В угол, под самый потолок фургона, забился маленький заплаканный Валерик. Тихо поскуливал, закрывая ухо грязной ладошкой. Чем-то не угодил своим паханам.

— О!.. — завопил один из бугров, увидев Мику. — Свежак сам ползет! Счас мы тебя в два смычка харить будем! «Косушкой» задвинешься? Или из пузыря — для храбрости?…

— Не буду я ничего, — коротко ответил Мика. Наверх, на кучу пачек с одеялами, не полез — от греха подальше. Сдвинул три пачки к конвойной дверце и пристроился внизу, привалившись спиной к проволочной сетке отсека.

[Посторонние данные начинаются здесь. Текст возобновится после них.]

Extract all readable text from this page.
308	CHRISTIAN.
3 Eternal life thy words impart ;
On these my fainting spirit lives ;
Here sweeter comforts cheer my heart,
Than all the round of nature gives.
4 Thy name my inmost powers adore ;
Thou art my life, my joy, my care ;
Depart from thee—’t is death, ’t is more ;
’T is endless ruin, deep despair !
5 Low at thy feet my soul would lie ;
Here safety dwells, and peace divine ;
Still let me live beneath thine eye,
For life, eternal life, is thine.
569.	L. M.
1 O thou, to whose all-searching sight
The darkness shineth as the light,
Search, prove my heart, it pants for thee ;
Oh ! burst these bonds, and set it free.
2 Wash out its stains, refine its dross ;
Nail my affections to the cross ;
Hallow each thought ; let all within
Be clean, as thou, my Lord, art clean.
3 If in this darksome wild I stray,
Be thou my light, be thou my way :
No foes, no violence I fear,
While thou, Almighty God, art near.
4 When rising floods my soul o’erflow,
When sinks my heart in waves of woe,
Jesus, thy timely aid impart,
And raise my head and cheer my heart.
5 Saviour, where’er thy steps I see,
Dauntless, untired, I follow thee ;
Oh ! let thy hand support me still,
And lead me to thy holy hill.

— Не! Он чегой-то не понял! Бля буду, в рот меня телопатя! А ну, лезь сюда, художник хуев!.. — прокричал один из паханов, подражая голосу Кости-капитана из кинофильма «Заключенные».

Второй глотнул из бутылки, пропел дурным хрипатым голосом:

Нашан бар, нашан бар?
Я спросил раз у татар.
А татары мне в ответ:
«Анашу не курим, нет!»

С нескрываемым интересом поглядел вниз на Мику.

— Ты! Интеллигент сраный! А жиды анашу курят?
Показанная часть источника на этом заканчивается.